On September 28, 2023, State Senator Jason Lewis and State Representatives Steve Ultrino, Kate Lipper-Garabedian and Paul Donato joined their colleagues in the Massachusetts Legislature to overwhelmingly enact a bipartisan tax relief package to help make living in Massachusetts more affordable for working families and seniors and to bolster our state’s economic competitiveness. An Act to improve the Commonwealth’s competitiveness, affordability, and equity phases in a series of tax reforms expected to provide $561 million in taxpayer savings in the current fiscal year and grow to approximately $1 billion in tax relief by fiscal year 2027. The Senate and House both passed their versions of the bill earlier this year and reconciled differences in their versions before enacting the bill. The bill is now on Governor Maura Healey’s desk for her signature and/or other actions.
The bill substantially increases the child and dependent tax credit, senior circuit breaker tax credit and earned income tax credit. The bill also reforms the Massachusetts estate tax by raising the threshold to $2 million and eliminating the current cliff effect. A number of housing production tax credits are also expanded to help spur the creation of more market-rate (in gateway cities) and affordable housing units.
“The goal of this bill is to help low-income residents, working families, and seniors afford the high cost of living in Massachusetts,” said Senator Lewis. “Substantially increasing the child and dependent, senior circuit breaker, and earned income tax credits, along with estate tax reform and increased housing production will make the Commonwealth more affordable and equitable. I’m particularly pleased that an important provision that I advocated for – to close a loophole in the new millionaire’s tax that voters approved last November – was also included in the final bill.”
“I am pleased to see the tax relief package pass both the House and Senate. This legislation will not only provide much-needed financial relief to our residents and businesses, it will also ensure that our great Commonwealth remains competitive and affordable in the future,” said Representative Ultrino. “With this, I applaud the hard work and diligent efforts of Speaker Mariano, the Malden Delegation, and my colleagues in the House and Senate.”
“With a primary focus on affordability and equity, this bill is an important step in ensuring Massachusetts is an affordable place to live for all,” said Representative Donato. “Additionally, I am proud of my colleagues for overwhelmingly passing this essential piece of legislation.”
“I was pleased to join the full Legislature in passing this comprehensive tax reform package to make the Commonwealth more affordable for its residents and more economically competitive nationally by providing critical relief to seniors, families, renters, and businesses,” said Representative Lipper-Garabedian. “Among the many important updates to our tax code, I am enthused to see the inclusion of a significant number of housing-related reforms addressing supply and affordability, including the increased rental tax credit, a piece of legislation I have filed and championed since joining the Legislature in 2020.”

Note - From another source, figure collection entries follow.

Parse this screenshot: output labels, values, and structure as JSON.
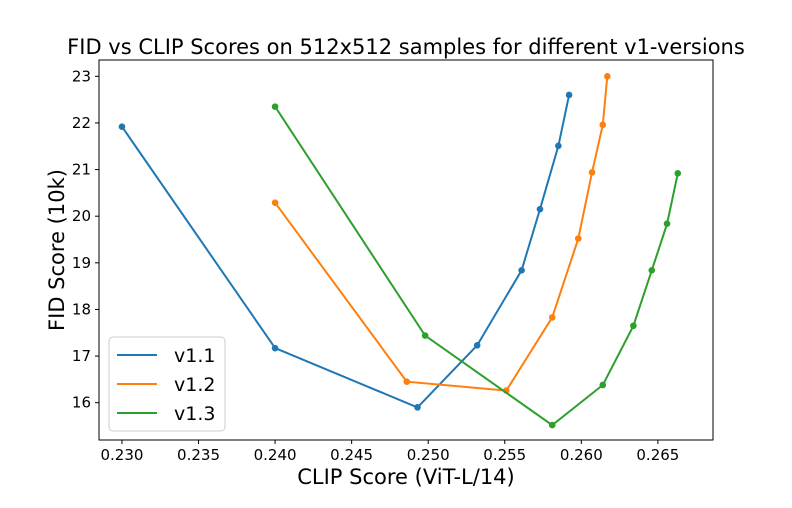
{
  "chart_data": {
    "type": "line",
    "title": "FID vs CLIP Scores on 512x512 samples for different v1-versions",
    "xlabel": "CLIP Score (ViT-L/14)",
    "ylabel": "FID Score (10k)",
    "xlim": [
      0.2285,
      0.2686
    ],
    "ylim": [
      15.2,
      23.35
    ],
    "xticks": [
      "0.230",
      "0.235",
      "0.240",
      "0.245",
      "0.250",
      "0.255",
      "0.260",
      "0.265"
    ],
    "xtick_values": [
      0.23,
      0.235,
      0.24,
      0.245,
      0.25,
      0.255,
      0.26,
      0.265
    ],
    "yticks": [
      "16",
      "17",
      "18",
      "19",
      "20",
      "21",
      "22",
      "23"
    ],
    "ytick_values": [
      16,
      17,
      18,
      19,
      20,
      21,
      22,
      23
    ],
    "grid": false,
    "legend_position": "lower-left",
    "series": [
      {
        "name": "v1.1",
        "color": "#1f77b4",
        "x": [
          0.23,
          0.24,
          0.2493,
          0.2532,
          0.2561,
          0.2573,
          0.2585,
          0.2592
        ],
        "y": [
          21.92,
          17.17,
          15.9,
          17.23,
          18.84,
          20.15,
          21.51,
          22.6
        ]
      },
      {
        "name": "v1.2",
        "color": "#ff7f0e",
        "x": [
          0.24,
          0.2486,
          0.2551,
          0.2581,
          0.2598,
          0.2607,
          0.2614,
          0.2617
        ],
        "y": [
          20.29,
          16.45,
          16.26,
          17.83,
          19.52,
          20.94,
          21.96,
          23.0
        ]
      },
      {
        "name": "v1.3",
        "color": "#2ca02c",
        "x": [
          0.24,
          0.2498,
          0.2581,
          0.2614,
          0.2634,
          0.2646,
          0.2656,
          0.2663
        ],
        "y": [
          22.35,
          17.44,
          15.52,
          16.38,
          17.65,
          18.84,
          19.84,
          20.92
        ]
      }
    ]
  }
}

Among other provisions, this tax relief bill:
- Increases the child and dependent tax credit from $180 to $310 in taxable year 2023, and then to $440 in taxable year 2024 and beyond, while eliminating the current cap on children/dependents, benefitting more than 565,000 families and providing the most generous universal child and dependent tax credit in the country
- Increases the earned income tax credit from 30% to 40% of the federal credit
- Doubles the maximum annual senior circuit breaker credit from $1,200 to $2,400
- Increases the cap on the rental deduction from $3,000 to $4,000
- Raises the estate tax threshold from $1 million to $2 million and establishes a uniform credit of $99,600 in order to eliminate the current cliff effect
- Increases the Housing Development Incentive Program (HDIP) statewide cap from $10 million to $57 million once, and then to $30 million annually, which will create an estimated 12,500 new homes in Gateway Cities
- Raises the annual low-income housing tax credit authorization cap from $40 million to $60 million, providing increased funding for new affordable housing units
The bill also includes a requirement that married couples who file a joint tax return with the federal government also file a joint state tax return. This provision – which aligns Massachusetts with many other states – was championed by Senator Lewis and is intended to close a tax avoidance loophole in the new millionaire’s tax that was approved by voters last November.
A few additional key tax changes:
- Lead paint abatement: Doubles the credit to $3,000 for full abatement and $1,000 for partial abatement, to support families with older homes.
- Student loan repayment exemption: Ensures that employer student loan payments are not treated as taxable compensation.
- Commuter transit benefits: Makes public transit fares, as well as ferry and regional transit passes and bike commuter expenses, eligible for the commuter expense tax deduction.
• Senior property tax volunteer program: Increases from $1,500 to $2,000 the maximum that municipalities may allow for certain seniors to reduce their property tax by participating in the senior work-off programs.